Sng Ju Wei

Personal information
- Full name: Sng Ju Wei
- National team: Singapore
- Born: 3 June 1980 (age 46) Singapore
- Height: 1.77 m (5 ft 10 in)
- Weight: 73 kg (161 lb)

Sport
- Sport: Swimming
- Strokes: Freestyle
- Club: APSC Singapore
- Coach: Jin Xia Li

Medal record
Men's swimming
Southeast Asian Games
| Gold medal – first place | 2001 Kuala Lumpur | 4×100 m freestyle relay |
| Gold medal – first place | 2001 Kuala Lumpur | 4×200 m freestyle relay |
| Silver medal – second place | 1999 Brunei | 200m freestyle |
| Silver medal – second place | 1999 Brunei | 4x100m freestyle relay |
| Silver medal – second place | 1999 Brunei | 4x200m freestyle relay |
| Bronze medal – third place | 1995 Chiang Mai | 4x100m freestyle relay |
| Bronze medal – third place | 1995 Chiang Mai | 4x100m medley relay |
| Bronze medal – third place | 1997 Jakarta | 200m freestyle |
| Bronze medal – third place | 1997 Jakarta | 4x100m freestyle relay |
| Bronze medal – third place | 1999 Brunei | 200m freestyle |
| Bronze medal – third place | 1999 Brunei | 4x100m medley relay |
| Bronze medal – third place | 2001 Kuala Lumpur | 200 m freestyle |

= Sng Ju Wei =

Singaporean swimmer

Sng Ju Wei (born 3 June 1980) is a Singaporean former swimmer, who specialized in sprint and middle-distance freestyle events. He is a two-time Olympian (1996 and 2000), and a triple medalist at the 2001 Southeast Asian Games. Sng also trained for the Aquatic Performance Swim Club in Singapore district, under head coach Jin Xia Li.

Sng made his Olympic debut, as a 16-year-old from Singapore, at the 1996 Summer Olympics in Atlanta. He failed to reach the top 16 final in any of his individual events, finishing fifty-eighth in the 50 m freestyle (25.04), fifty-seventh in the 100 m freestyle (53.50), thirty-seventh in the 200 m freestyle (1:55.51), and thirty-third in the 400 m freestyle (4:12.24). As a member of the Singaporean squad, Sng also placed fifteenth in the 4×200 m freestyle relay (7:54.19), and twenty-third in the 4×100 m medley relay (3:59.51), along with his teammates Desmond Koh, Gerald Koh, and Thum Ping Tjin.

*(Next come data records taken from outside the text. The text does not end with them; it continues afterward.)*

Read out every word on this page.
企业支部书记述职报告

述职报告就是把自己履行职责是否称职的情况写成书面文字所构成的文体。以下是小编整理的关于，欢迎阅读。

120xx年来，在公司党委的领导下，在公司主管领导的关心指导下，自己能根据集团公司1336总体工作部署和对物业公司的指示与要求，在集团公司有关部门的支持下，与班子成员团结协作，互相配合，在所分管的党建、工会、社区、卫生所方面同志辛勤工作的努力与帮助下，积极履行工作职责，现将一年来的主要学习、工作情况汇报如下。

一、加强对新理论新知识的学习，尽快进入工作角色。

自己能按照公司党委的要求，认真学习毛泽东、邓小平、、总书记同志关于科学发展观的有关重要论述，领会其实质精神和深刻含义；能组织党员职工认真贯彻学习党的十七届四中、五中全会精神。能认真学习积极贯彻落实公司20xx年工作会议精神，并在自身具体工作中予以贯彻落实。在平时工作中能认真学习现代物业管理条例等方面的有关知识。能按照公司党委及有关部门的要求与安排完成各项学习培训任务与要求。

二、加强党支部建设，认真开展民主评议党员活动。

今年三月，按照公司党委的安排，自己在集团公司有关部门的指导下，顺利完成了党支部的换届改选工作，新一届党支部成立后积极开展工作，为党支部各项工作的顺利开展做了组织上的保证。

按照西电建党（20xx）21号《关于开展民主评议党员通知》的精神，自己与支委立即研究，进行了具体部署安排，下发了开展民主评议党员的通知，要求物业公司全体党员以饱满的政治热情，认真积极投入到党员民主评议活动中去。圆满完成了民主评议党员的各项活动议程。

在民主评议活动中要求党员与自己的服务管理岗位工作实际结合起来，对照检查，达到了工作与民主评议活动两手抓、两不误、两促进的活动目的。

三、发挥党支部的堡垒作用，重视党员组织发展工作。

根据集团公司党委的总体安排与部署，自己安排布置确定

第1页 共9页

At the 2000 Summer Olympics in Sydney, Sng drastically shortened his program, swimming only in the 400 m freestyle on the first day of the Games. He posted a FINA B-standard of 4:04.55 from the Southeast Asian Games in Brunei. He established a Singaporean record of 4:01.34 to hit the wall first in heat one, holding off Chile's Giancarlo Zolezzi by 0.17 of a second. Sng failed to reach the top 8 final, as he placed thirty-seventh overall in the prelims.

At the 2001 Southeast Asian Games in Kuala Lumpur, Malaysia, Sng won a total of three medals: two golds in the 4×100 m freestyle relay (3:27.48) and 4×200 m freestyle relay (7:38.82), and bronze in the 200 m freestyle (1:54.33).